As soon as the driver had stopped the MRAP, Mollie jumped out. She stood still and slowly turned in a 360-degree circumference. Then she turned to the captain.
“IEDs are not an electronics problem. They’re an engineering problem.”
“Engineering problem?” the captain said.
“Yes, look,” Mollie said. She pointed at the road as it led ahead over a culvert cut into the ground for a run off.
“To be an electronics problem I’d need to figure out a device that could ‘read’ an inert explosive device at 300 feet before someone drove over that culvert, which is the logical place on this road to place the IED.”
The captain nodded at her to go on. “If I go around the culvert on a ‘temporary road’ that I bring with me – I’ve circumvented any IED. And by carrying a portable ‘temporary road’ with me, I haven’t provided any opportunity for insurgents to plant an IED under a stationary temporary road.”
The captain stared at her. Finally he said, “And how would a portable temporary road work?”
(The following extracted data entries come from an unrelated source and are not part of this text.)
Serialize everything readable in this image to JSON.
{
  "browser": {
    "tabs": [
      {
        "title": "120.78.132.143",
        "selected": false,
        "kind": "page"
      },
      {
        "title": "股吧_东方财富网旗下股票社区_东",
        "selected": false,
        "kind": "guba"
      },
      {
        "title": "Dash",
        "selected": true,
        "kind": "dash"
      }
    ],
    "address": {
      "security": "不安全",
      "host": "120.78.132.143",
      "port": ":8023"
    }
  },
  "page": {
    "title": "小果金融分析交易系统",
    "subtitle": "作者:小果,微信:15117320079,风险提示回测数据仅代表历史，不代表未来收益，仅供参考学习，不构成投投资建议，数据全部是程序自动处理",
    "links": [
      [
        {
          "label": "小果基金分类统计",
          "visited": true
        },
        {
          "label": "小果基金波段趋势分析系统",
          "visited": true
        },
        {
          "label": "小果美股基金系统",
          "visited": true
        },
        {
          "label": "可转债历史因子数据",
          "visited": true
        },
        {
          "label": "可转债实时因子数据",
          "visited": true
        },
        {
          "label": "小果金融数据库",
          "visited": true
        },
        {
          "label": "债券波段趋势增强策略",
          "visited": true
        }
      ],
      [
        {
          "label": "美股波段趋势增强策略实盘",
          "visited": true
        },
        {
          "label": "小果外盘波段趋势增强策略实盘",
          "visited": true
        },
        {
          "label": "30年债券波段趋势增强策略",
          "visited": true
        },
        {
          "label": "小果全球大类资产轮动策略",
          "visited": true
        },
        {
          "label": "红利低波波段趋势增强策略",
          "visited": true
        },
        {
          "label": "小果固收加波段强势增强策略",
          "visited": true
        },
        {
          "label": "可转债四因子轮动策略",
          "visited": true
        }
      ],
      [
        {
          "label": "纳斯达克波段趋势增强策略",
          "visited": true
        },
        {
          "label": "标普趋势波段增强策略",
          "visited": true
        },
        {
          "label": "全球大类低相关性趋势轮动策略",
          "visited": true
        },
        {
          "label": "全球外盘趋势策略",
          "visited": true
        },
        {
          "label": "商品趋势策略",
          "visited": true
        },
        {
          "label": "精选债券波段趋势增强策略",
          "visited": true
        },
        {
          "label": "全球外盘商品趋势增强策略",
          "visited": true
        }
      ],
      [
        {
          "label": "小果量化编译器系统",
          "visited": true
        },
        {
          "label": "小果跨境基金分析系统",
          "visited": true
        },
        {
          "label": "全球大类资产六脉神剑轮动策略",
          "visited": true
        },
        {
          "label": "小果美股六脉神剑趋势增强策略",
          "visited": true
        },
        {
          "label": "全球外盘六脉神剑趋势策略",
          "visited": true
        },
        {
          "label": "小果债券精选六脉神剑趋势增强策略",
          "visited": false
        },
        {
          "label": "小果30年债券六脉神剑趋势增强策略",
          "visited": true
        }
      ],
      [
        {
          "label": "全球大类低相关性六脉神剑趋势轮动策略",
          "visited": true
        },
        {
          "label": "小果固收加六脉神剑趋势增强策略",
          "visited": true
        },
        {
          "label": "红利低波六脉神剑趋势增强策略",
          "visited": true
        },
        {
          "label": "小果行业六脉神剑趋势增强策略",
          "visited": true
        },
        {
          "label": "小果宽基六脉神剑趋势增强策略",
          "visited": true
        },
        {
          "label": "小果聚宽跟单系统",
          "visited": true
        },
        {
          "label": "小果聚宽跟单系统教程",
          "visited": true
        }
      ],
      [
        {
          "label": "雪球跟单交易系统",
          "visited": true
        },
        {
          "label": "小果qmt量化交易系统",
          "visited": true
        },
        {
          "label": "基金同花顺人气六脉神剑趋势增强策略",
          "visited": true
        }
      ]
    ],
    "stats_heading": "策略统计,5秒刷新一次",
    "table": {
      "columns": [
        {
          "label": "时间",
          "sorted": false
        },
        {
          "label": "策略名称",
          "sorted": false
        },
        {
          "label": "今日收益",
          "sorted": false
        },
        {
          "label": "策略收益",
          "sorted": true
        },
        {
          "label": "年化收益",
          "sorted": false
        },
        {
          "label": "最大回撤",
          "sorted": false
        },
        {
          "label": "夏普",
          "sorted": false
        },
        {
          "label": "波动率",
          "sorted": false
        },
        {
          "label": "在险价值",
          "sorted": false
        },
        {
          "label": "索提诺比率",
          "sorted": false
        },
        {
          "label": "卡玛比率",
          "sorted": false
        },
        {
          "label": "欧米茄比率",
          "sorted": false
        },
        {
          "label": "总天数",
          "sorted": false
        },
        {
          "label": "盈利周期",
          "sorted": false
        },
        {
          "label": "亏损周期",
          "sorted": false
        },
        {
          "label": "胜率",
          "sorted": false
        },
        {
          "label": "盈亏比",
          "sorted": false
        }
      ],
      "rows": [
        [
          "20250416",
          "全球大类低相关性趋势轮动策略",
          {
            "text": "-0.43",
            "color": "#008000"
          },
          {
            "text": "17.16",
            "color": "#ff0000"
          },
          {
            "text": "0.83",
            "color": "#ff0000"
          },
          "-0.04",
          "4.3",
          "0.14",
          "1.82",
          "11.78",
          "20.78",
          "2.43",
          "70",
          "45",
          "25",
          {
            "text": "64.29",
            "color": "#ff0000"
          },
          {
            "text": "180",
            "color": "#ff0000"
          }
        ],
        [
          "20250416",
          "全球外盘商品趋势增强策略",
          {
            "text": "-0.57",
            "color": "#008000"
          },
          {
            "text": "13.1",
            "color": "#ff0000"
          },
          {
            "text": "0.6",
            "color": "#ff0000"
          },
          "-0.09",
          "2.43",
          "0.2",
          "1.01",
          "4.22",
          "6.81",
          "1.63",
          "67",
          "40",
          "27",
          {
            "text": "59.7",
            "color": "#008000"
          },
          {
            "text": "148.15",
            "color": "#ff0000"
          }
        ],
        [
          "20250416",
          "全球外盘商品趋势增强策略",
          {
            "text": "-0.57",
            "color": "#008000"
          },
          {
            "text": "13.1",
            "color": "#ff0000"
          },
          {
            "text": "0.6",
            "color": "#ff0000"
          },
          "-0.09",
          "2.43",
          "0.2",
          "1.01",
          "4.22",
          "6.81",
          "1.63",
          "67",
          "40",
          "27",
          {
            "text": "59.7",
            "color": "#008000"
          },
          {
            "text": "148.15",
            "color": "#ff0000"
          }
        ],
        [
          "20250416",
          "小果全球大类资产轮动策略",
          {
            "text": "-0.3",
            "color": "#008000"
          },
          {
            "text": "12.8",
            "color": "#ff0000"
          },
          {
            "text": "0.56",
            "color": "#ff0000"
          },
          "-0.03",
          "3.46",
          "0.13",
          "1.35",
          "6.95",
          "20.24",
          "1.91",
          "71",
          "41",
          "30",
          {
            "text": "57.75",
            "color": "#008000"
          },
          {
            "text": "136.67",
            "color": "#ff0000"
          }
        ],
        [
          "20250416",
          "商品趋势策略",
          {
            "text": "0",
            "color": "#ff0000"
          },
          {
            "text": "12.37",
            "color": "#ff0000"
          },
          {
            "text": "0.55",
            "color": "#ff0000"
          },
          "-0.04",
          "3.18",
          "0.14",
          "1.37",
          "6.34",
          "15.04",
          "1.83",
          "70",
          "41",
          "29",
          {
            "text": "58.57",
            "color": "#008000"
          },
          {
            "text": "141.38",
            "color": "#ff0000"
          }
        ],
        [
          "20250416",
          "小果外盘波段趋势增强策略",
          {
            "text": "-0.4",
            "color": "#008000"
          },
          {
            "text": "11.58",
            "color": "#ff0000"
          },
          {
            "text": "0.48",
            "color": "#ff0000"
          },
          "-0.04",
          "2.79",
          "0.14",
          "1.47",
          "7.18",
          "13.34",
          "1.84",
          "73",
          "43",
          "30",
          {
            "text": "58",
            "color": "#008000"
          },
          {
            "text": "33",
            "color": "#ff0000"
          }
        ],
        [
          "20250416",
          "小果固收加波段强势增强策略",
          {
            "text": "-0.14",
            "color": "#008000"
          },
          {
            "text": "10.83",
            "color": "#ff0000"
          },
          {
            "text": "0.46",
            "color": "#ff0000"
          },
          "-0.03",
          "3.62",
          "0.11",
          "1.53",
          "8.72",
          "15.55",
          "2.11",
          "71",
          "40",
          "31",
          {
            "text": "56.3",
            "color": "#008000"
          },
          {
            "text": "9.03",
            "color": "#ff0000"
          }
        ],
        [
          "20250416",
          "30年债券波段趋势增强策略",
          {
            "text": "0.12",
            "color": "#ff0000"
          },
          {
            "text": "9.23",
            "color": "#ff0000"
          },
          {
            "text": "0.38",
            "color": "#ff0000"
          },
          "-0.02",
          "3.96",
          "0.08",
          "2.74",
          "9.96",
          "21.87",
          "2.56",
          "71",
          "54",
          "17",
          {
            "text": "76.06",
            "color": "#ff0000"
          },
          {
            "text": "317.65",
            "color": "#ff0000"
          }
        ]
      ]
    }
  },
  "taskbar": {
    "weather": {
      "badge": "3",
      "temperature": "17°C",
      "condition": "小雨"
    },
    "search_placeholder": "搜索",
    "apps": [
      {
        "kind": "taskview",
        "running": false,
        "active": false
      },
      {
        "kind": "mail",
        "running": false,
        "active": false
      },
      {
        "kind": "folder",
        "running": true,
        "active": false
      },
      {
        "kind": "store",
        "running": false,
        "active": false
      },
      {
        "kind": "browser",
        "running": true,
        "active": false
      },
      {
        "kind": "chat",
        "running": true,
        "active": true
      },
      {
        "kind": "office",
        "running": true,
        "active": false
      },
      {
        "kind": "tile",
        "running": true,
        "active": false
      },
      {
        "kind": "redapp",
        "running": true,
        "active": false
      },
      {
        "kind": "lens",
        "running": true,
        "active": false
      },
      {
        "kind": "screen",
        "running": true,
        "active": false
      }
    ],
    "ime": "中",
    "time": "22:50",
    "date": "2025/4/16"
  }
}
“That’s the engineering part. But I think it might work like a prayer rug – only bigger. For example, whenever a patrol approached a possible IED site, the lead patrol vehicle would turn off the road and crank out a ‘temporary road’ that would wind down from a receptacle anchored on the front of the lead car and would extend back as the ve
hicle moved forward. The other patrol cars would follow on the ‘temporary road.’ Once the patrol has safely circumvented the possible IED, the ‘temporary road’ would be rolled up again into its receptacle on the lead patrol car as the other vehicles get back on the regular road.”
Behind Mollie she heard the two security contractors laughing. She said to the captain, “People laughed at the Wright brothers. If you can build it, you can figure out the specs.”
The driver looked at the captain. “Permission to speak, sir,” the driver said. The captain nodded.
“Sort of like a Lego building set when you run out of blocks for a road. You lay a few blocks down, move your Lego vehicle, then move the blocks to the next forward position, and move the vehicle down the new stretch of road.”
Mollie smiled at him. “Exactly, Private.”
“But I don’t understand …,” the captain began.
Mollie never learned what the captain didn’t understand. At that moment shots were fired at the MRAP. As Mollie and the others raced towards the Humvee parked behind the MRAP, the driver was shot, his body propelled under the MRAP.
Mollie, the captain, and the two security contractors barricaded themselves behind the Humvee. The security contractors returned fire with their M16s.
Mollie could see the gas leak on the MRAP. If that MRAP were shot in that spot, it would explode, taking the driver with it.
“Give me your gun!” Mollie demanded from the captain.
“No way.”
“I’m on the Navy’s pistol team.”
“You can have my second gun.” The captain removed his ankle pistol and handed it to Mollie.
She checked the ammo clip, then clicked off the safety.
“On my count of three, cover me,” she said.
She didn’t give the captain time to protest. She counted three and dashed around the Humvee towards the MRAP, her pistol in one hand.
She reached the driver, leaned down and grabbed his shoulder, pulling him out from under the MRAP. Then, using her body to shield the driver, she started dragging him back towards the Humvee.
At that moment an insurgent rounded the MRAP. Mollie got off a quick shot that hit between his eyes. His screams of death reverberated back towards his fellow insurgents.